What will I learn?

When you commit your education to the social science of understanding children, you commit to improving the future. As a student in our interdisciplinary Child and Adolescent Studies program, the only one of its kind in the University System of Maryland, you’ll plunge into a unique fusion of coursework in psychology, social work, education and sociology. Our curriculum will challenge you, engage you and prepare you to work specifically with children and teens, both in and outside of a classroom setting. When you graduate, your versatility will enable you to work in settings where your acuity will help the people who need it the most.

What You'll Learn

Cultivate your critical thinking and problem-solving skills. Discover the fascinating ways children absorb and reflect their environments. Research critical, often complex influencers, from family, society, religion and culture to race, class, gender and sexuality. The child and adolescent studies major offers four concentrations: child life, research, pre-occupational therapy, and child mental health and welfare. In each of your classes, you’ll learn foundational knowledge to work with diverse populations, apply research and theories, and enhance your passion for helping young people. As a student, you will:

Develop effective strategies to meet the distinct needs and demands of school-age children

Identify cultural, biological, psychological and environmental influences on development

Learn the legal and ethical issues around working with children

Explore traditional and emerging methods of social research

Communicate important child-related issues to policy and decision-makers

Analyze the developmental and cognitive stages of school-age children

Our core requirements and electives are designed to give students the opportunity to engage children and adolescents from a variety of perspectives. The program’s interdisciplinary foundation will help you understand how the world affects a child, how a child affects the world and how to serve them in between, no matter how you ultimately put your credentials and knowledge to use.

Special Opportunities

Join: Our campus hosts an active Child and Adolescent Studies Association as well as a chapter of Tau Upsilon Alpha honors society, the national organization for human services.
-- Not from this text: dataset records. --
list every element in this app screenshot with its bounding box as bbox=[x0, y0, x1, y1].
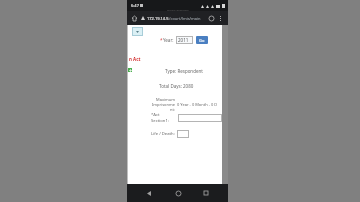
staticText: Go bbox=[199, 38, 205, 43]
staticText: 0 Year - 0 Month - 0 D bbox=[177, 102, 218, 107]
button[interactable]: Act Section 1 input bbox=[178, 114, 222, 122]
staticText: *Act Section1: bbox=[151, 112, 176, 124]
staticText: 6:47 bbox=[131, 3, 139, 8]
button[interactable]: 172.19.14.5 bbox=[147, 16, 207, 21]
button[interactable]: Menu dropdown bbox=[132, 27, 143, 36]
button[interactable]: Home bbox=[171, 186, 185, 200]
button[interactable]: Recent apps bbox=[199, 186, 213, 200]
button[interactable]: Add bbox=[128, 68, 132, 72]
staticText: Maximum Imprisonment: bbox=[151, 97, 175, 112]
button[interactable]: Home bbox=[130, 14, 139, 23]
staticText: Year: bbox=[163, 37, 174, 43]
staticText: Type: Respondent bbox=[165, 68, 203, 74]
staticText: Total Days: 2080 bbox=[159, 83, 194, 89]
button[interactable]: Tabs bbox=[207, 14, 216, 23]
button[interactable]: Back bbox=[142, 186, 156, 200]
staticText: /court/lmis/main bbox=[169, 16, 201, 21]
staticText: * bbox=[160, 37, 163, 43]
button[interactable]: More options bbox=[216, 14, 225, 23]
button[interactable]: n Act bbox=[129, 56, 141, 62]
staticText: Life / Death: bbox=[151, 131, 175, 137]
staticText: Secure connection bbox=[167, 8, 189, 11]
button[interactable]: Life or Death input bbox=[177, 130, 189, 138]
button[interactable]: 2011 bbox=[176, 36, 193, 44]
staticText: 2011 bbox=[178, 37, 189, 43]
button[interactable]: Go bbox=[196, 36, 208, 44]
staticText: 172.19.14.5 bbox=[147, 16, 169, 21]
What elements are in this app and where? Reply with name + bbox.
Experience: You won’t just learn from our knowledgeable faculty — you’ll apply what you learn from them to get hands-on experience of your own. Internships are an integral part of the education journey. Faculty help students find placement opportunities but students are also encouraged to find their own and have worked in occupational therapy facilities, shelters, hospitals and schools.

Career Paths

Graduates of the Child and Adolescent Studies program build gratifying careers and pursue advanced study in early childhood and adolescent development, education, youth advocacy, social work and counseling. More than 75 percent advance to graduate school within two years of graduation from Bowie State. The specialization that they earn here opens opportunities in juvenile corrections, counseling centers, hospitals and hospices, daycares and schools, social welfare and adoption agencies, youth centers, and nonprofits, including:

  • Teacher or educator
  • Early childhood program administrator
  • Counselor or therapist
  • Childcare director
  • Occupational therapist
  • Child life specialist
  • Family attorney
  • Youth program coordinator
  • Social worker
  • Research analyst
  • Teacher’s aide or paraprofessional
  • Teen parenting mentor

Which department am I in?

College of Professional Studies

Study options

Full Time (120 credit hours)

Tuition fees
US$16,176.00 per year
Start date

Expected August 2019

Venue

College of Professional Studies

James E. Proctor Jr. Building, Suite 302,

BOWIE,

Maryland,

20715, United States

Entry requirements

For international students

Admission to Bowie State University is granted to all applicants who meet the University's admission standards. For first-time students-those who are graduating high school seniors or who have earned a General Education Diploma- the admission process evaluates grade point average, SAT/ACT scores, and counselor recommendations.